The two Appellants JEFFERSON MWAKIO (hereinafter referred to as ‘the 1st Appellant’) and TOFIL MWADIME (hereinafter referred to as ‘the 2nd Appellant’) have both filed this present appeal to challenge their conviction and sentence by the learned Senior Resident Magistrate sitting at Wundanyi Law Courts. The two Appellants had been jointly charged before the lower court on the following counts - ROBBERY WITH VIOLENCE CONTRARY TO SECTION 296(2) OF THE PENAL CODE particulars of which stated that –

“On the night of 23rd and 24th day of June 2006 at S sub location W  Location in Taita Taveta District within Coast Province, jointly being armed with dangerous weapons namely a panga, a knife and a rungu robbed G S beans valued at Kshs.6,000/- at or immediately before or immediately after the time of such robbery used actual violence to the said GE S”

The two appellants were also jointly charged on a second count of RAPE CONTRARY TO SECTION 140 OF THE PENAL CODE. The 2nd Appellant faced a third count of ATTEMPTED DEFILEMENT OF A GIRL CONTRARY TO SECTION 145(2) OF THE PENAL CODE, and in the alternative he faced a charge of INDECENT ASSAULT ON A FEMALE CONTRARY TO SECTION 144(1) OF THE PENAL CODE.

The trial commenced for hearing in the lower court on18th September 2006 and the prosecution led by INSPECTOR MUNGA called a total of nine (9) witnesses in support of their case. The facts in brief were that on the night of 23rd June 2006 the complainant G SPW1 was asleep inside her house with her two children JS PW2and C M PW3. PW3heard a knock on the door at about 3. 00 A.M.and he awoke to find a torch being shone into his face. Two men entered and demanded to know the contents of the sacks inside their house. PW3 replied that the sacks contained maize and beans. Then PW1 who had been awoken by the sound of people talking got up. She heard a knock on her bedroom door before the door was kicked in and two men entered, one armed with a panga and the other with a knife. They ordered her not to make a noise. PW1 told the court that she was able to identify the two men, whom she knew very well as ‘Mwakio’ the 1st Appellant and ‘Mwadime’ the 2nd Appellant. The two Appellants pulled both PW1 and her daughter PW2to the back of the house and ordered them both to remove their panties. Then the 1st Appellant raped PW1 whilst the 2nd Appellant lay on top of PW2 intending to defile her. The 2nd Appellant later complained that he could not penetrate PW2and pushed her away but proceeded to rape PW1 instead. After this the two Appellants ordered PW1 to remove the two sacks of beans which she had inside her house. As PW1 was transferring the beans from one sack to another some poured out onto the ground. PW1 pleaded with the Appellants to leave her some of her beans and they allowed her to retain four tins. They then forced PW1 to carry one sack of beans and accompany them to a nearby thicket where they deposited all the stolen beans. They then raped her yet again in turns and threatened to burn down her house if she revealed what had happened. Meanwhile the two children PW2 and PW3 had gone to alert a neighbour about what had befallen the family. The village elders were also informed. The following morning both Appellants were arrested and taken to the police station where they were eventually charged.

At the close of the prosecution case the learned trial magistrate placed both Appellants to their defence. Both gave unsworn statements and did not call any witnesses. On9th October 2007the learned trial magistrate delivered her judgement in which she convicted both Appellants on the 1st count of Robbery with violence as well as Count No. 2 of Rape. She further convicted the 2nd Appellant on the alternative charge of Indecent Assault on a Female. After listening to mitigation from both the Appellants the trial magistrate sentenced them both to death on Count No. 1, ten (10) years imprisonment on Count No. 2 and 2nd Appellant was sentenced to a further five (5) year term on the alternative charge. It is against these convictions and sentences that the Appellants now appeal.

Mr.

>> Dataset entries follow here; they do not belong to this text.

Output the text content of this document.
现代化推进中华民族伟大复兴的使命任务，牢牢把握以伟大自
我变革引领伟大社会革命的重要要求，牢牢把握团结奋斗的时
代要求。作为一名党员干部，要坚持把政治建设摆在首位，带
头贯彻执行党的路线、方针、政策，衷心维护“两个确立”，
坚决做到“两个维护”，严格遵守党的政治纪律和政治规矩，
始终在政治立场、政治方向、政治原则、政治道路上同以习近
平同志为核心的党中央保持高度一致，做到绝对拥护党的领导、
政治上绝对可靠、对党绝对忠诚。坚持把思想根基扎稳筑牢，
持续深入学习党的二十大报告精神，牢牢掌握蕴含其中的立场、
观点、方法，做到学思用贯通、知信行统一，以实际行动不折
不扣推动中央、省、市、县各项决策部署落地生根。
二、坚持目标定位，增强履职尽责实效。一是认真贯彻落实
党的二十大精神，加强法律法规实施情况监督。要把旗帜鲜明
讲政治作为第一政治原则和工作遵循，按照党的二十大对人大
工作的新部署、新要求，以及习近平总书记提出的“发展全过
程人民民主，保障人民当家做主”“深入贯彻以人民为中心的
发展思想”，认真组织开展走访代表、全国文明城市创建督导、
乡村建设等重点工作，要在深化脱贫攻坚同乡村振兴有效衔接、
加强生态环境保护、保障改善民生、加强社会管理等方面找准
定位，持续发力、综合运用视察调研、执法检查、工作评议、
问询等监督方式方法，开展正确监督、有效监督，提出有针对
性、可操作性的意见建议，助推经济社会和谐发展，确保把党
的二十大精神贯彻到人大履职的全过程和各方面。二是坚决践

Oguk learned counsel appeared for the 2nd Appellant whilst the 1st Appellant appeared in person and relied on his written submissions. Mr. Monda, learned State Counsel appeared for theRespondent State and opposed the appeal.

This being the court of first appeal we will in coming to our decision be guided by the Court of Appeal decision in AJODE –VS- REPUBLIC [2004] KLR 82, where their Lordships held –

“In law, it is the duty of the first appellate court to weigh the same conflicting evidence and make its own inferences and conclusions but bearing in mind always that it has neither seen nor heard the witness and make allowance for that”

Mr. Oguk for the 2nd Appellant stated that the main ground for his appeal was identification. A look at the 1st Appellant’s grounds of appeal reveals that he too raised this issue of identification as the main ground for his appeal. There can be no disputing that this incident in question occurred at night. All the witnesses testify that their home was broken into at about 3. 00 A.M.In her evidence PW1told the court that she did not have electricity in her compound. She further states that when the robbers struck she did not have time to light up her lamp. However PW1 states that she was able to see and identify the Appellants due to the moonlight and by way of the torchlight from the torch which they had. Under cross-examination by the 1st Appellant PW1 at page 6 line 6 says –

“You are the ones who had the torch. You did not direct the torch on my eyes. I saw you well”

The fact that the torch was not shone directly into the face of PW1 rules out the possibility that she was blinded by the torch light and could not see. We do note from the narration of PW1 that she was in the presence of both Appellants from 3. 00 A.M. to 5. 00 A.M. when they finally released her. This was a period of roughly two (2) hours. The Appellants did not keep PW1 inside her house. They did take her behind the house where they raped her in turns. At page 4 line 16 PW1 says that visibility was good outside her house as –

“It was not very dark outside since the sky was clear and there were stars and moonlight”.

At that point the Appellants were ordering the witness to transfer her beans into a sack for them to carry away. They even forced PW1 to help them carry away their loot to a nearby thicket before they finally released her. It is abundantly clear that during this two (2) hour period and being in the presence of the Appellants throughout PW1 had ample time and opportunity to see them well.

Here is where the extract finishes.